“To establish the Climate Financial Risk Committee and Climate Financial Risk Advisory Committee on the Financial Stability Oversight Council.”
No CRS summary available for this bill.
This section establishes in the Financial Stability Oversight Council (FSOC) the Climate Financial Risk Committee, consisting of staff representatives from FSOC member agencies and led by the Deputy Assistant Secretary of the Council, to (1) identify priority areas for assessing and mitigating climate-related financial risks to the financial system; (2) coordinate information sharing and common approaches across agencies; (3) collaborate with the Office of Financial Research on data compilation and analysis; and (4) provide updates to FSOC on related efforts, including regulatory incorporation, data improvements, disclosures, and risk assessments.
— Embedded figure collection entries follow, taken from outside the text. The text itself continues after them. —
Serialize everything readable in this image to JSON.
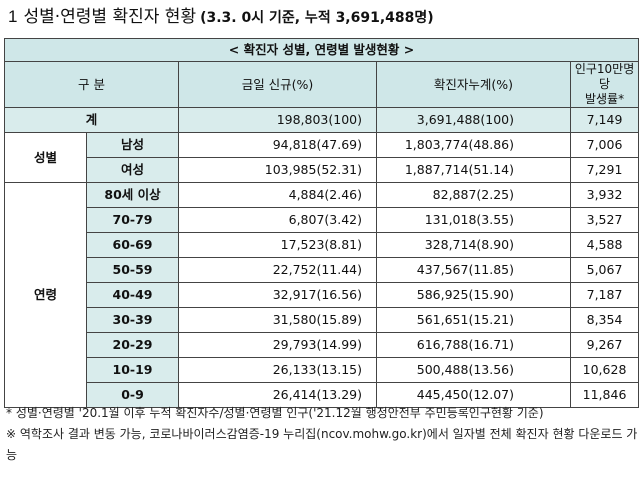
{
  "title": {
    "number": "1",
    "text": "성별·연령별 확진자 현황",
    "sub": "(3.3. 0시 기준, 누적 3,691,488명)"
  },
  "table": {
    "caption": "< 확진자 성별, 연령별 발생현황 >",
    "headers": {
      "category": "구 분",
      "new_cases": "금일 신규(%)",
      "cumulative": "확진자누계(%)",
      "rate_line1": "인구10만명당",
      "rate_line2": "발생률*"
    },
    "total": {
      "label": "계",
      "new": "198,803(100)",
      "cum": "3,691,488(100)",
      "rate": "7,149"
    },
    "sex": {
      "label": "성별",
      "rows": [
        {
          "label": "남성",
          "new": "94,818(47.69)",
          "cum": "1,803,774(48.86)",
          "rate": "7,006"
        },
        {
          "label": "여성",
          "new": "103,985(52.31)",
          "cum": "1,887,714(51.14)",
          "rate": "7,291"
        }
      ]
    },
    "age": {
      "label": "연령",
      "rows": [
        {
          "label": "80세 이상",
          "new": "4,884(2.46)",
          "cum": "82,887(2.25)",
          "rate": "3,932"
        },
        {
          "label": "70-79",
          "new": "6,807(3.42)",
          "cum": "131,018(3.55)",
          "rate": "3,527"
        },
        {
          "label": "60-69",
          "new": "17,523(8.81)",
          "cum": "328,714(8.90)",
          "rate": "4,588"
        },
        {
          "label": "50-59",
          "new": "22,752(11.44)",
          "cum": "437,567(11.85)",
          "rate": "5,067"
        },
        {
          "label": "40-49",
          "new": "32,917(16.56)",
          "cum": "586,925(15.90)",
          "rate": "7,187"
        },
        {
          "label": "30-39",
          "new": "31,580(15.89)",
          "cum": "561,651(15.21)",
          "rate": "8,354"
        },
        {
          "label": "20-29",
          "new": "29,793(14.99)",
          "cum": "616,788(16.71)",
          "rate": "9,267"
        },
        {
          "label": "10-19",
          "new": "26,133(13.15)",
          "cum": "500,488(13.56)",
          "rate": "10,628"
        },
        {
          "label": "0-9",
          "new": "26,414(13.29)",
          "cum": "445,450(12.07)",
          "rate": "11,846"
        }
      ]
    }
  },
  "notes": {
    "note1": "* 성별·연령별 '20.1월 이후 누적 확진자수/성별·연령별 인구('21.12월 행정안전부 주민등록인구현황 기준)",
    "note2": "※ 역학조사 결과 변동 가능, 코로나바이러스감염증-19 누리집(ncov.mohw.go.kr)에서 일자별 전체 확진자 현황 다운로드 가능"
  }
}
The committee may not be terminated or modified except by Act of Congress. This section establishes in FSOC the Advisory Committee on Climate Risk, consisting of up to 30 members—including 8 climate science experts appointed by specified agency heads, 8 climate economics or financial risk experts appointed by FSOC (covering insurance, capital markets, banking, international markets, housing finance, and asset owners), representatives from research institutions, consumer/labor groups, investor networks, and other stakeholders excluding the oil or gas industry—with staggered initial terms of 1 to 3 years and removal only by 2/3 vote of FSOC agency heads. The advisory committee meets bimonthly to assist FSOC and the Climate Financial Risk Committee on climate risk identification, analysis, and mitigation; directs FSOC member agencies to develop public strategies on climate financial risk; requires FSOC to facilitate best-practices sharing and assign the Office of Financial Research ongoing research; and mandates inclusion of climate financial risk in FSOC's annual report to Congress. This section requires FSOC, in coordination with the two committees and not later than 270 days after enactment and annually thereafter, to publish a report assessing (1) climate-related risks' impact on U.S. financial stability; (2) federal and state regulators' climate risk expertise; (3) data quality and gaps; (4) property and casualty insurance trends' effects on credit markets, housing finance, and stability; and (5) practices of nonbank financial companies and large interconnected bank holding companies.
This section directs each Federal banking agency (as defined in the Dodd-Frank Act) and the National Credit Union Administration (NCUA) to update applicable supervisory guidance to include climate financial risk—including credit, liquidity, market, operational, and reputational risk—for supervised institutions with greater than $50 billion in assets. The Financial Institutions Examination Council must ensure the updated guidance is coordinated among these agencies and NCUA and shared with state regulators.
This section directs the Financial Stability Oversight Council to update its regulations governing nonbank systemically important financial institution (SIFI) designations (subpart B of 12 C.F.R. pt. 1310) to specify how the Council will incorporate climate financial risk into those determinations. (As background, such designations subject nonbank financial companies to enhanced Federal Reserve supervision if they pose risks to U.S. financial stability.)
This section directs the Federal Insurance Office to publish a report, not later than one year after enactment of this Act (which may be submitted with the report required by section 6), that (1) assesses the potential impact of climate financial risk on the U.S. insurance sector; (2) provides an update on implementation of recommendations from the office's 2023 report titled “Insurance Supervision and Regulation of Climate-Related Risks”; and (3) recommends ways to modernize and improve regulation and supervision of climate financial risk in the U.S. insurance sector.
This section directs the Federal Insurance Office (FIO) to publish, not later than one year after enactment and in consultation with the National Association of Insurance Commissioners and state insurance commissioners, a report assessing climate-related risks to state insurance markets and U.S. financial stability based on homeowners insurance underwriting data for calendar years 2023 and 2024. The required data—collected directly by FIO from insurance companies across all lines of business pursuant to its authority under 31 U.S.C. 313—must be disaggregated by ZIP code and include granular information on premiums, policies, claims, losses, limits, deductibles, non-renewals, and cancellations, consistent with the Federal Register notice at 88 Fed. Reg. 75380 (as modified by the NAIC Property & Casualty Insurance Market Intelligence Data Call). Upon request, FIO must provide the report and data to the House Committee on Financial Services, the Senate Committee on Banking, Housing, and Urban Affairs, or relevant state insurance commissioners, while ensuring no personally identifiable information is included; additionally, FIO must make subsequent reports publicly available not later than 180 days after December 31, 2025, and annually thereafter, covering data for the preceding calendar year. (FIO, established in the Department of the Treasury, monitors the insurance sector for systemic risks and gaps in regulation.)
This section expresses the sense of Congress that relevant federal financial regulatory agencies and the Department of the Treasury, including the Federal Insurance Office as applicable, should (1) join the Network for Greening the Financial System and other international organizations focused on climate financial risk; (2) formally join the Task Force on Climate-Related Financial Risks of the Basel Committee on Banking Supervision; and (3) work with international regulators on climate financial risk whenever possible, consistent with U.S. law.